Central Ohio Pathways HUB Joins Statewide Network of Certified Pathways HUBs
In Ohio, there are currently 10 Pathways Community HUB Institute Certified HUBs (HUBs). These HUBs have created a statewide network in order to support, grow, and sustain their model, with the goal of achieving health equity for all people in Ohio.
Managed by the Healthcare Collaborative of Greater Columbus (HCGC), the Central Ohio Pathways HUB (the HUB) acts as the Central Ohio regional HUB, training, certifying, and dispatching CHWs to use the model in order to reduce health care inequity in under-resourced communities.
The 10 Pathways Community HUB Institute Certified HUBs (HUBs) in Ohio have banded together to form a network, with the goal of supporting, growing, and sustaining the HUB model in the state.
HCGC took over management of the HUB in March of 2019, taking over the evidence-based system that guides Community Health Workers (CHWs) as they perform field work to identify and eliminate characteristic barriers to under-resourced clients’ good health outcomes. HCGC trains, certifies, and dispatches CHWs to use the HUB model in order to reduce health care inequity in vulnerable communities. Outside health care agencies, such as local health departments, federally qualified health centers, and other health and social service agencies, partner with HCGC to benefit from CHW training and certification, field support, and data.
At the core of the HUB model is the idea that social determinants affect health. When CHWs work with clients using the model, they tailor a plan to fit each individual’s specific needs across age, race, culture, geographic location, and gender. By recognizing obstacles to health—such as food insecurity or lack of reliable transportation—CHWs are able to connect clients to community-based resources that can improve health outcomes.
“The HUB has proven its effectiveness in making a substantial difference in clients’ lives,” says Jenelle Hoseus, Executive Director of the HUB. “By creating a network of Ohio HUBs, we will be able to collaborate on projects, such as providing education regarding the HUB model and Community Health Workers with government and policy leaders.”
The network will also allow the Ohio HUBs to amplify its united voice, scale innovation, and share technical assistance, support, and best practices with one another. The ultimate goal for the network is to achieve health equity for all people in Ohio.

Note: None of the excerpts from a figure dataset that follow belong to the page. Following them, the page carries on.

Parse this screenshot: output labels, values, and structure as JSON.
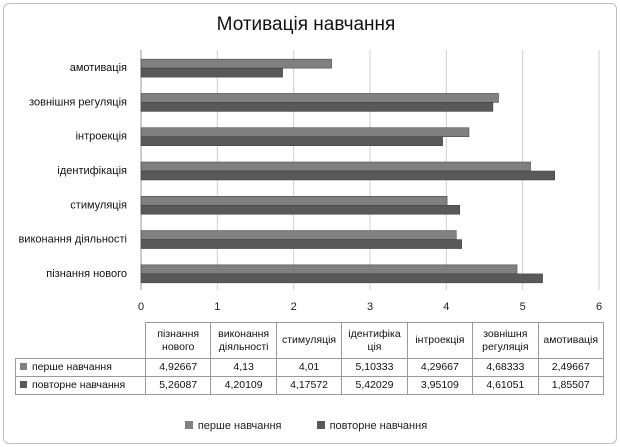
{
  "chart_data": {
    "type": "bar",
    "orientation": "horizontal",
    "title": "Мотивація навчання",
    "categories": [
      "пізнання нового",
      "виконання діяльності",
      "стимуляція",
      "ідентифікація",
      "інтроекція",
      "зовнішня регуляція",
      "амотивація"
    ],
    "table_headers": [
      "пізнання нового",
      "виконання діяльності",
      "стимуляція",
      "ідентифіка ція",
      "інтроекція",
      "зовнішня регуляція",
      "амотивація"
    ],
    "series": [
      {
        "name": "перше навчання",
        "color": "#808080",
        "values": [
          4.92667,
          4.13,
          4.01,
          5.10333,
          4.29667,
          4.68333,
          2.49667
        ],
        "labels": [
          "4,92667",
          "4,13",
          "4,01",
          "5,10333",
          "4,29667",
          "4,68333",
          "2,49667"
        ]
      },
      {
        "name": "повторне навчання",
        "color": "#595959",
        "values": [
          5.26087,
          4.20109,
          4.17572,
          5.42029,
          3.95109,
          4.61051,
          1.85507
        ],
        "labels": [
          "5,26087",
          "4,20109",
          "4,17572",
          "5,42029",
          "3,95109",
          "4,61051",
          "1,85507"
        ]
      }
    ],
    "xlim": [
      0,
      6
    ],
    "xticks": [
      "0",
      "1",
      "2",
      "3",
      "4",
      "5",
      "6"
    ],
    "grid": "vertical",
    "legend_position": "bottom",
    "data_table": true
  }
}
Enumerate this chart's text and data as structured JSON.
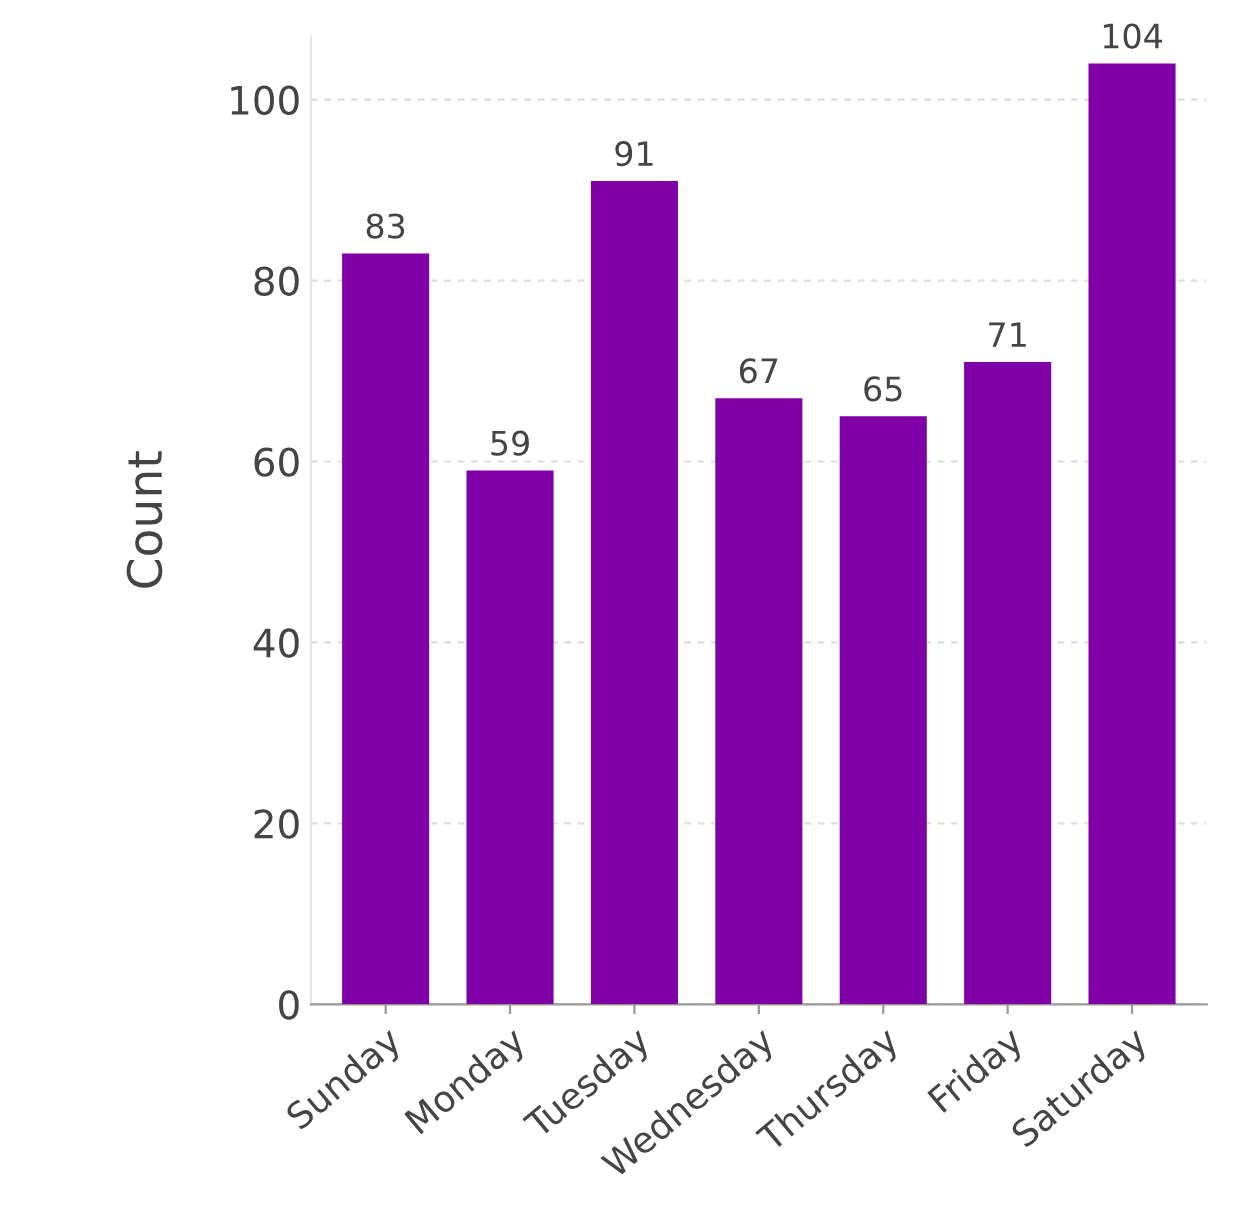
{
  "chart_data": {
    "type": "bar",
    "ylabel": "Count",
    "categories": [
      "Sunday",
      "Monday",
      "Tuesday",
      "Wednesday",
      "Thursday",
      "Friday",
      "Saturday"
    ],
    "values": [
      83,
      59,
      91,
      67,
      65,
      71,
      104
    ],
    "color": "#8000a8",
    "ylim": [
      0,
      107
    ],
    "yticks": [
      0,
      20,
      40,
      60,
      80,
      100
    ],
    "grid": "y",
    "data_labels": true
  }
}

“Rather than each of us working separately but diligently at the same goal in our own areas of the state, we can pool our knowledge and collaborate to have a greater impact on eliminating racial health inequity,” says Hoseus.
Since March of 2019, CHWs in the Central Ohio Pathways HUB have provided care coordination to 2,527 clients, completing over 12,200 connections to care and services. Overall, 192 CHWs from Ohio HUBs served 4,036 clients in those programs in 2020. HCGC and the HUB look forward to a fruitful collaboration with the other Ohio HUBS and making ever greater strides in its shared mission.